Wenn sanfter Nebel durch die engen Gassen zieht, dann steht die Zeit still. So schön die "Goldene Stadt" im Sonnenschein glänzt, sobald weiße Schwaden an den mittelalterlichen Mauern und Brücken vorbeischleichen, scheinen die Geister der Geschichte wach zu werden. Prag ist zu jeder Jahreszeit zauberhaft, aber gerade im Herbst und Winter lädt das böhmische Juwel ein, auf verwunschenen Pfaden zu wandeln.
Hollywood des Ostens
Paris mag für viele das pochende Herz der Romantik sein, wir haben uns jedoch in den magischen Charme von Prag verliebt. Die wunderschön restaurierte Altstadt mit ihren dicken Steinmauern, bunten Hausfassaden und holprigem Kopfsteinpflaster ist kuscheliger und gemütlicher als die mondänen Boulevards der französischen Cité d'Amour, auf Schritt und Tritt hat man das Gefühl, in den Kulissen eines historischen Liebes-Epos zu wandeln. Kein Wunder, dass die pittoreske Stadt längst als Hollywood des Ostens gilt.
Am Abend wird Prag in warmes Licht getaucht. Um das Flair längst vergangener Tage heraufzubeschwören, imitieren die nostalgischen Straßenlaternen die Gasbeleuchtung von einst. Einige werden tatsächlich noch mit Gas betrieben. Und so kann es passieren, dass einem bei Einbruch der Dunkelheit ein Laternenanzünder in historischer Kleidung begegnet.

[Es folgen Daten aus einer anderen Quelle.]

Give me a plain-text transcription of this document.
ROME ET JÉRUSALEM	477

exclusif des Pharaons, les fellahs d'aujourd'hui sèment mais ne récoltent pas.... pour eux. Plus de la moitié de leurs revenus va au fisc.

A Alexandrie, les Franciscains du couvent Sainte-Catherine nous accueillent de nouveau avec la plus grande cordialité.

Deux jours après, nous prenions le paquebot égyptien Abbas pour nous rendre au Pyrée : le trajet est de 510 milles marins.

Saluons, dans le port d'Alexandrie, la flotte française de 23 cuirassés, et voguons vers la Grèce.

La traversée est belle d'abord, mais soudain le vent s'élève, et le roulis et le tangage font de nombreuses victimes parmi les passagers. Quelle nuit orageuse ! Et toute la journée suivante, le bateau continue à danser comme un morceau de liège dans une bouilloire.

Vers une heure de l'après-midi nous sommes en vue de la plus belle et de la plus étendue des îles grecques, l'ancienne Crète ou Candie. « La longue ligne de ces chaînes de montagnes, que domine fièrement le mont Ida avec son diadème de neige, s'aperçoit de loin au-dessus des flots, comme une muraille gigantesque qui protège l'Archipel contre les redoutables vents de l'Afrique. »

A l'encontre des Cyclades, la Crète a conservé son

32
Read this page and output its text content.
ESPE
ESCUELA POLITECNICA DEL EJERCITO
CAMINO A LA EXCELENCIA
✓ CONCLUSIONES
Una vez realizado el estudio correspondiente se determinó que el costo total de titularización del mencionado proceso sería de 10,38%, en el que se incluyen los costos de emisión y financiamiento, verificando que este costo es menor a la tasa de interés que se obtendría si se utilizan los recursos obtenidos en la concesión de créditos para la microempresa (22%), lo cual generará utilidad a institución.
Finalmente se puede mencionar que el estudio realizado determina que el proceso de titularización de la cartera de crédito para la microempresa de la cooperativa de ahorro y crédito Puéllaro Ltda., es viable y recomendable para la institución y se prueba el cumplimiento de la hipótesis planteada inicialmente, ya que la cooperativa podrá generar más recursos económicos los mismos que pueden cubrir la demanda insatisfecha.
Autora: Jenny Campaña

Bekannte und weniger bekannte Sehenswürdigkeiten
Neben den bekanntesten Sehenswürdigkeiten wie dem Hradschin, der mächtigen Burganlage, die über der Stadt thront, dem Altstädter Ring mit seinem astronomischen Uhrturm, vor dem sich zu jeder vollen Stunde Touristenscharen versammeln, um die Parade der zwölf Apostel zu beobachten, der einzigartigen Karlsbrücke, deren Figuren abends mystische Schatten werfen, oder dem jüdischen Friedhof, wo Tausende verwitternde Grabsteine morbide Schönheit versprühen, sind es gerade auch die kleineren Ecken, in denen man in liebevoller Eintracht flanieren kann.
Nach einer originellen Stadttour in einem Oldtimer-Cabrio – im Winter besonders romantisch, weil man sich unter der Decke gegen die Kälte eng zusammenkuscheln muss –, kann man das unbekanntere Prag erkunden: Zum Beispiel die Insel Kampa – das "kleine Venedig" liegt direkt zu Füßen der Karlsbrücke. Auf den Geländern der Brücken über den Mühlgraben Èertovka, wo noch heute das alte Mühlrad klappert, bringen Menschen aus aller Welt ihre Liebesschlösser an. Nur wenige Meter entfernt erstreckt sich die John-Lennon-Mauer mit ihren bunten Graffiti. Einst war das Konterfei des Beatle Protest gegen das kommunistische Regime, heute hinterlassen Sprayer hier Botschaften der Liebe und des Friedens.
"Neue Welt" einer der malerischsten Winkel der Stadt
"Neue Welt" heißt einer der malerischsten Winkel der Stadt. Lange Zeit galt Nový Svìt als Geheimtipp echter Prag-Kenner. Und noch immer verirren sich nach Einbruch der Dunkelheit wenige Touristen in das einstige Armenviertel, das im 16. Jahrhundert entlang der Burgmauern entstand. Ein wenig erinnern die kleinen Häuschen an das "Goldene Gässchen", nur ohne die Menschenmassen, die sich durch die berühmte Häuserzeile am Hradschin schieben. Heute haben sich in der alten Neuen Welt zahlreiche Künstler und gemütliche Restaurants eingenistet. Einmal in der Stunde schallt das Marienlied der Glocken der nahe liegenden Loreto-Kirche durch die engen Gassen.
Von hier ist es kein weiter Spaziergang mehr bis zum Petøín, dem Laurenziberg. Dieser höchste der "sieben Hügel" Prags ist eine Pilgerstätte für Verliebte. Über sie wacht das Denkmal des Dichters Karel Hynek Mácha. Ein Kuss vor seinem starren Auge soll die Liebe auf ewig besiegeln. Hier findet man – abseits des Pariser Boulevards, auf dem man seine(n) Liebste(n) mit Luxusgeschenken aus den feinsten Mode- und Schmuckhäusern verwöhnen kann – ein kleines Stück Paris: den "Prager Eiffelturm" – der Aussichtsturm ist eine genaue Nachbildung des Originals, nur fünfmal kleiner. Der Blick hinab auf die "Stadt der Hundert Türme" ist aber mindestens ebenso opulent wie bei seinem großen Bruder. Und der Romantik-Faktor ebenso!